Hertz, former Falls Church commissioner of revenue and a longtime figure in Northern Virginia Democratic politics, was selected by a 95-0 vote in the House Delegates and a 31-0 vote in the Senate.

He will replace William F. Moffett Jr. as the judge who presides over juvenile and domestic relations cases in the 20th judical district, which comprises portions of Loudoun, Fauquier and Rappahannock counties.

Amid strong criticisim from his party leadership Sen. Charles L. Waddell (D-Loudoun) had struggled unsuccessfully to place Republican Kenneth Rollins, the mayor of Leesburg, in the position. A subsequent attempt by Waddell to appoint Democrat George Martin, Leesburg's town attorney came to late to smooth the ruffled feathes of Democratic leaders.

Del. Earl E. Bell (D-Loudoun), one of three Democratic delegates who spearheaded the drive for Hertz, said today that Waddell was "pretty naive" to think he could win the appointment of a Republican judge in the Democrat-dominated state.

"You may be able to keep partisan politics out of it (judgeship selections) at home,"Bell said, "but you're never going to be able to do that in Richmond -- particularly when you've got a Republican governor who went around campaigning against every Democarat."

Rollins last year posed on election challenge to Bell and the other two Democratic delegates, David Brickley and Floyd Bagley.
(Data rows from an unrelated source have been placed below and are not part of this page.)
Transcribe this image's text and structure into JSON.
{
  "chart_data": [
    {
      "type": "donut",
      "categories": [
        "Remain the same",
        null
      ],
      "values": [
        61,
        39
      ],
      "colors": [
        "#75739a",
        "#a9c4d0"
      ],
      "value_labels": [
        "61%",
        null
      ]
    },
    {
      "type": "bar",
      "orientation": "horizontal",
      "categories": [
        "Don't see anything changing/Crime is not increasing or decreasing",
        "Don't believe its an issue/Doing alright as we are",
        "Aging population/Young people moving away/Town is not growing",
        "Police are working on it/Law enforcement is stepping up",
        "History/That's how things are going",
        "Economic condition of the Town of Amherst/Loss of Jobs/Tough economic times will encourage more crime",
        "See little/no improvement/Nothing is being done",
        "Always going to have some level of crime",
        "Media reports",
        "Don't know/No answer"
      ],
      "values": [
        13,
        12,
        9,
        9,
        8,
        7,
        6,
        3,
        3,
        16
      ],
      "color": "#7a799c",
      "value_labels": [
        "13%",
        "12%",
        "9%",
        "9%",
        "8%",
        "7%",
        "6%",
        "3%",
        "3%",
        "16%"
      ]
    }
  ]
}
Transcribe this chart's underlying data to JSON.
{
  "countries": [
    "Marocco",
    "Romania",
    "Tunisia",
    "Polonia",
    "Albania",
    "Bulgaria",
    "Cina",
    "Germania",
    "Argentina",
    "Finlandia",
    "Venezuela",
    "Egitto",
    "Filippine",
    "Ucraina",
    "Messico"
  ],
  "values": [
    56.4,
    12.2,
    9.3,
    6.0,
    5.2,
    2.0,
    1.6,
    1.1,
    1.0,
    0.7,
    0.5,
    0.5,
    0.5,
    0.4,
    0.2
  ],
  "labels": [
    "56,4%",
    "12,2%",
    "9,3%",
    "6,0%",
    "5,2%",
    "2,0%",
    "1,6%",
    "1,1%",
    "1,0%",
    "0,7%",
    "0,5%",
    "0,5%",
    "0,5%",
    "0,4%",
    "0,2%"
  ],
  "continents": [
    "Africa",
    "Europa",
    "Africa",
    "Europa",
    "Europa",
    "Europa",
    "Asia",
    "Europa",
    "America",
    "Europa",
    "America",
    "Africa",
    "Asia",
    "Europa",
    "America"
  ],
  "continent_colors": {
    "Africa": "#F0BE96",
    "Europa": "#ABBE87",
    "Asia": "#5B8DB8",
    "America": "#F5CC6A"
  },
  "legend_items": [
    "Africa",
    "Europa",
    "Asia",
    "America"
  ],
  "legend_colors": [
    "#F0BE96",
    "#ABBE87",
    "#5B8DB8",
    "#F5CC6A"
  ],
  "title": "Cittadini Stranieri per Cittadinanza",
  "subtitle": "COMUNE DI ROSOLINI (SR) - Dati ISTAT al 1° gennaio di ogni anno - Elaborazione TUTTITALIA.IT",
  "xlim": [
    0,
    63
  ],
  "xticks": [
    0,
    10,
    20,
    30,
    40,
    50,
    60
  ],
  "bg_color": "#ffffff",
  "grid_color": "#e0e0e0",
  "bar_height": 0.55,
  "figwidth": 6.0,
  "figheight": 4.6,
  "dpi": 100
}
Bell said yesterday that Rollins Republican candidacy made him particularly unacceptable to the legislature's Democratic leadership.

"I kind of feel sorry for Charlie (Waddell)," Bell said, adding that the senator had damaged his political effectiveness in Richmond. "He should have known better."

Waddell, who had portrayed his judicial nominations as a protest against what he saw as an inequitable judgeship selection selections process, said today that "the people of that judicial district and the judiciary of Virginia were the real losers" in the legislature's decision to select Hertz.

He contended that Hertz has not adequately demonstrated his qualifications in the area of juvenile law. Wadell has also argued that the judge for the 20th judicial district should be a resident of Loudoun County, which he said generates about 80 percent of its caseload. Rappahannock County produces only about five percent of the district's work, Waddell said.

Hertz, 59, is a distant relative of Virginia House Majority Leader Thomas W. Moss Jr. A 28-year resident of Falls Church, Hertz was that city's commissioner of revenue for 24 years and also served as a chariman of the Falls Church Democratic Committee. He has also held positions on the Virginia State Democratic Central committee and the 10th District Democratic Committee.

Hertz moved to Flint Hill in Rappahannock County four years ago and maintains law offices in Falls Church and Washington, Va. He will assume the $42,000-a-year position on Feb. 1.

Among other judges selected by the legislature yesterday was Richard t. Horan of Springfield, who was named to a six-year term as a general district judge in Fairfax County. Horan's brother, Robert F. Horan, was recently reelected as chief prosecutor in the county.

Robert Horan said today he saw "no ethical problem at all" with his brother's selection and said he would not appear personally before his brother in his role as country prosecutor.

Barbara M. Ardis of Fairfax City and Johanna M. L. Fitzpatrick of Great Falls also became the first full-time women judges ever selected by the General Assembly to serve in Fairfax County. Both will begin six-year terms on Feb. 1.

Ardis was named to the position of general district court judge, and Fitzpartick will serve as a juvenile and domestic relations judge.